What development initiatives are being carried out by the residents?

There are development activities that are carried out with the participation of residents on an ongoing basis, especially in the summer. For example, residents conduct water conservation and soil protection activities in sites exposed to erosion and in their agricultural towns. Collective efforts are made in maintaining dirt roads leading to the outskirts of Adi Quala, as well as cleaning activities to maintain the health of the environment and ensure the health of citizens, especially from malaria. There is also an afforestation activity carried out in various locations of the district with the participation of residents, the army and students, where more than 120,000 trees have been planted.

As it is the harvest season, what is the condition of the crops like?

All the administration areas of the subzone have witnessed good and early rainfall since the beginning of the fall. The total amount of rain in the rainy season amounted to approximately 684 mm. Therefore, all crops may be in good condition, as some have reached the harvest stage and others have begun to mature. In general, the rain in Adi Quala this year was good, enough for the farms to grow food and fill the dams and ponds located in various parts of the subzone.

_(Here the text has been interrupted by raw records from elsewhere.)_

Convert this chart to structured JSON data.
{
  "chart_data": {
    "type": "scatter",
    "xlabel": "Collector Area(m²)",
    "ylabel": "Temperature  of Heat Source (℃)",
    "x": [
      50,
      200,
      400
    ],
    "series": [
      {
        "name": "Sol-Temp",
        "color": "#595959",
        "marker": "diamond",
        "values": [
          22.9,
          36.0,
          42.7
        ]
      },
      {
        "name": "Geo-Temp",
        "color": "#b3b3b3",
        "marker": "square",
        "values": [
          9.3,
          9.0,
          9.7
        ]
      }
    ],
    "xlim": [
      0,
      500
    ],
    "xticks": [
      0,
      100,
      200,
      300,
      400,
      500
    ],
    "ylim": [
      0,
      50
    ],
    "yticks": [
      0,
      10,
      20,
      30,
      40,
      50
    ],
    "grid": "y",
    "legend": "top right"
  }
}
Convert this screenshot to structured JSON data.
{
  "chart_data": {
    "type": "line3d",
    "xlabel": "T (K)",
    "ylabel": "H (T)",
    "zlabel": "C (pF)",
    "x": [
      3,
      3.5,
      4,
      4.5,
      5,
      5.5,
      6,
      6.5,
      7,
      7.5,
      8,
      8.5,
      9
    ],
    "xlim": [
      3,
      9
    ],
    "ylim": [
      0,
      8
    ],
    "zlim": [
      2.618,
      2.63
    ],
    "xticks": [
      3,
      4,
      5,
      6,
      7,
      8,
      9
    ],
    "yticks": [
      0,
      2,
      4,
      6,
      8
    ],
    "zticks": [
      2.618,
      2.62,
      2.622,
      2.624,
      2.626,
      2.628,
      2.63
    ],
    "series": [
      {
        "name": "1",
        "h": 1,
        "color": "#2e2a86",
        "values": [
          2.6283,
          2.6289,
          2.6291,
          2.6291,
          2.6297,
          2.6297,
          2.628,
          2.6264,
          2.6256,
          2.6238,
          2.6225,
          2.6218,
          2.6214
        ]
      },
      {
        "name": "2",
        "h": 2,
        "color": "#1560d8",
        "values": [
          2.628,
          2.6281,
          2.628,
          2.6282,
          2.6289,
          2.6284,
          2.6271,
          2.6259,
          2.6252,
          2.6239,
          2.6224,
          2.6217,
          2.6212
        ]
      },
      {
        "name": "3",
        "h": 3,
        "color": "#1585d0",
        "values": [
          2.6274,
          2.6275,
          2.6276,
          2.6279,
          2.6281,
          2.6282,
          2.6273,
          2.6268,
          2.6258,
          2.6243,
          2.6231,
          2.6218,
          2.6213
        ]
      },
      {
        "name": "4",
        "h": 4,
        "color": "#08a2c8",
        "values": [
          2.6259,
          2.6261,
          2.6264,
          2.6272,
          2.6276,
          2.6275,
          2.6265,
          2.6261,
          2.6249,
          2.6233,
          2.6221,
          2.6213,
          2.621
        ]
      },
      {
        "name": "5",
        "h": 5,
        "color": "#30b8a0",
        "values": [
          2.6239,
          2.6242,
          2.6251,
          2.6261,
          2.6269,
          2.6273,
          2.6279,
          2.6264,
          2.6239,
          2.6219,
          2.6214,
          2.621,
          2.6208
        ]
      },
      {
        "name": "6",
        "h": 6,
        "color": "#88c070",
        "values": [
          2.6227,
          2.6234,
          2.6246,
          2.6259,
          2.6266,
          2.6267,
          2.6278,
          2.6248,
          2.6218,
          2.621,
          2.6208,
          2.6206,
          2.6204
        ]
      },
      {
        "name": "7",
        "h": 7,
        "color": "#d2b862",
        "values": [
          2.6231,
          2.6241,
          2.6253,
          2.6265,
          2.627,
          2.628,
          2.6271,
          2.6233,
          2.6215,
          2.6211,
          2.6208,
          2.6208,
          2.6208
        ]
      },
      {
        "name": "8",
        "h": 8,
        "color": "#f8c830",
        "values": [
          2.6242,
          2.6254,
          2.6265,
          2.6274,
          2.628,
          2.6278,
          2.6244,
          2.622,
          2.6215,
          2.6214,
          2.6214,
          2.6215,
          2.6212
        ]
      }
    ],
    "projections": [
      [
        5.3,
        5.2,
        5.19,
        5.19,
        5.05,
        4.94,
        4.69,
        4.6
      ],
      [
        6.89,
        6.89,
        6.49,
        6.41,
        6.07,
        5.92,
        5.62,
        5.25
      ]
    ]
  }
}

Anything else you would like to say?

I would like to remind the relevant authorities to contribute to solving the water problem in Adi Quala subzone by constructing a safe and sustainable water distribution system. I would also like to remind farmers to quickly collect their crops that have reached the harvest stage before the winter rains come, and to help families of martyrs and families of individuals who are in need of help. And I would like to thank the Eritrean Defense Forces for their cooperation and support in the developmental campaigns of Adi Quala subzone.